Entry loads typically create an incentive for the distributors to encourage early churning of the folios held by the clients. Since loads are charged every time a customer buys units of a fresh mutual fund, distributors and agents have an incentive to promote early exits by clients from existing funds. Sebi is, therefore, not in favour of bringing entry loads back, a senior government official who interacts with the regulator said.

After Prime Minister Manmohan Singh took charge of the finance portfolio, he talked about issues concerning the financial sector, including the mutual fund industry and the insurance sector, and said that these issues need to be resolved.

Mutual funds are allowed to charge various maintenance expenses annually, and the overall expense ratio is capped at 2.25% of assets under management (AUM). Increasing the expense ratio to 2.5% of AUM per annum would result in mutual funds annual income increasing by as much as 11%.

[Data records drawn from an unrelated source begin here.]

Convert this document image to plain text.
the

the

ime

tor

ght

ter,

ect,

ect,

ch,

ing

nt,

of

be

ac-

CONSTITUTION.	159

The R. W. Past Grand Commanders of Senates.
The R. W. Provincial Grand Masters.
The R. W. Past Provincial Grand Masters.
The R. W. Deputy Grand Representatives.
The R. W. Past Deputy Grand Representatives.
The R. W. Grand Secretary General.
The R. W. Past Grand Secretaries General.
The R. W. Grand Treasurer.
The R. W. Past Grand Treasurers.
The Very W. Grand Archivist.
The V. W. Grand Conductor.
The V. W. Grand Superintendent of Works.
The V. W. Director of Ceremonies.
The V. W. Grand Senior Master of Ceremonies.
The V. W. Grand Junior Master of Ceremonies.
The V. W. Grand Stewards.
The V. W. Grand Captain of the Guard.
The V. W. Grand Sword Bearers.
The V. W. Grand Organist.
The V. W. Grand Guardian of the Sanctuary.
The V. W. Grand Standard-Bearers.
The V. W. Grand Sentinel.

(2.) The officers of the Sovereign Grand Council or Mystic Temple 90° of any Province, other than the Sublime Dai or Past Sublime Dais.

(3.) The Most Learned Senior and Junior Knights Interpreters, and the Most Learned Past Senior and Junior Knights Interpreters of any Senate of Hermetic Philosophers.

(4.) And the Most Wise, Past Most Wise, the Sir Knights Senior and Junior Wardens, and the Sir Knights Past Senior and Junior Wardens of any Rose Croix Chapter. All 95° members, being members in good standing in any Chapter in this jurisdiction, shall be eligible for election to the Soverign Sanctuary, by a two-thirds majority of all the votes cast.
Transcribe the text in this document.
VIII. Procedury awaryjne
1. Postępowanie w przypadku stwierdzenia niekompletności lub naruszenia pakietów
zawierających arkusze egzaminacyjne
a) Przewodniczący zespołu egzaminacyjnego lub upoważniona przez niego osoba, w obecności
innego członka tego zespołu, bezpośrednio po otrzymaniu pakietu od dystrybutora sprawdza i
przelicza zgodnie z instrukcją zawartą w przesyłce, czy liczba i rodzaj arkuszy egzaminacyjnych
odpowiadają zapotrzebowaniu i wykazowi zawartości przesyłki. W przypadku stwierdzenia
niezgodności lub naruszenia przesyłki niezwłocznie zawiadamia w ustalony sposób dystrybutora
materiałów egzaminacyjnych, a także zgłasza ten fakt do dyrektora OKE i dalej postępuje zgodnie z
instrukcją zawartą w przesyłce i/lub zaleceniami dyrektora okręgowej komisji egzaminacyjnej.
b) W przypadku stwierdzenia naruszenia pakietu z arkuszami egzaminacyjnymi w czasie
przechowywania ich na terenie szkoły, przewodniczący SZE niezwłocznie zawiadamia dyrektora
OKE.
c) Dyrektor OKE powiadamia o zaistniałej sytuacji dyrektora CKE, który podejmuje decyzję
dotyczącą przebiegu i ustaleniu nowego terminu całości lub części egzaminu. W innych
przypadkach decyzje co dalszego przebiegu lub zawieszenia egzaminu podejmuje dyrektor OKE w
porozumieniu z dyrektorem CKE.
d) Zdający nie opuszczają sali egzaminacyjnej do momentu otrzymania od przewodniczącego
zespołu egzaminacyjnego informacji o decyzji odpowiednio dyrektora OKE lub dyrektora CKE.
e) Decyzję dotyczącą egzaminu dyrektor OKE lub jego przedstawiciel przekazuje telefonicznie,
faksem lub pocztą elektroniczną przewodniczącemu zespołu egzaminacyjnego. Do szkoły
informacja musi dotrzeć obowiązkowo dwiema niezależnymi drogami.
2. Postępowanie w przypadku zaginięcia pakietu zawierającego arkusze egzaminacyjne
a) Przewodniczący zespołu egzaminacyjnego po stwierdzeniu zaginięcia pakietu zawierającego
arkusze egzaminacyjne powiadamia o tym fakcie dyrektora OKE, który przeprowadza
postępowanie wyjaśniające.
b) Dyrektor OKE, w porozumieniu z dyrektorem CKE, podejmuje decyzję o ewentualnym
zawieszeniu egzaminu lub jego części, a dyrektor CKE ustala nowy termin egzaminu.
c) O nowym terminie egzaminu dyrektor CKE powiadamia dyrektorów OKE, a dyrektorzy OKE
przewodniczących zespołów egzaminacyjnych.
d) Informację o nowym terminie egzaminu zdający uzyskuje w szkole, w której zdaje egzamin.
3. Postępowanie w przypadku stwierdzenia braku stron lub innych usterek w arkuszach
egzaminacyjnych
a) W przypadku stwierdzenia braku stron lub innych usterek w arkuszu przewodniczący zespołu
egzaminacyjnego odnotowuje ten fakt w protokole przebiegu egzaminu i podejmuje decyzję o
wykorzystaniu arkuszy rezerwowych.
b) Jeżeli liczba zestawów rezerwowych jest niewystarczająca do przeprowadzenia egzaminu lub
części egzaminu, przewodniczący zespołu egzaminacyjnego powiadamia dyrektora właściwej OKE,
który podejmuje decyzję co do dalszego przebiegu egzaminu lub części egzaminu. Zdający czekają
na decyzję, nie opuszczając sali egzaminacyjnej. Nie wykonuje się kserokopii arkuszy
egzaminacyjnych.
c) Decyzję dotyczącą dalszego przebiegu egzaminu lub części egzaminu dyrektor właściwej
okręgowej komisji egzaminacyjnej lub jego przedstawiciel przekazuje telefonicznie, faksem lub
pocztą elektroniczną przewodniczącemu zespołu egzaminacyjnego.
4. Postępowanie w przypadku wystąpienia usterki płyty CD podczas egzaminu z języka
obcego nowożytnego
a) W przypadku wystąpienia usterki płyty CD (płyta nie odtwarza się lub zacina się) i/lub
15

On an AUM base of R2.5 lakh crore, a 2.5% expense ratio would yield an income of R6,225 crore a year, up from R5,625 crore a year at 2.25% currently. This extra income of R625 crore per annum would provide a fillip to the mutual fund industry, enabling them to pay more to distributors. Mutual funds had aggregate AUM of R7 lakh crore as on May 31 in all schemes, according to Association of Mutual Funds in India (AMFI) data.

A higher expense ratio would mean that Sebi may not be required to reintroduce entry loads, which were banned in 2009 to protect investors interests.

This ban coincided with the drying up of fresh inflows into mutual funds in the past three years. The mutual fund industry saw a net inflow of only Rs 122 crore in 2011-12, while there was an exodus of Rs 13,139 crore in 2010-11, as per AMFI data.

Restoring entry loads on mutual funds may not help much as inflows came to a halt largely due to poor market conditions, which discouraged investors, said Dhirendra Kumar, CEO, Value Research. Increasing the limit on the expense ratio and permitting mutual funds to float pension funds with tax breaks similar to those available under the National Pension Scheme would definitely help the entire mutual funds industry, Kumar said.

The finance ministry and Sebi are expected to discuss various measures this week in order to finalise the plan to reinvigorate the mutual fund industry. The Prime Minister said last week that there were issues in the mutual fund industry that needed to be resolved. Kumar said Sebi should try to encourage long-term investment in the equity market and create disincentives for short-term behaviour both by distributors and unit holders.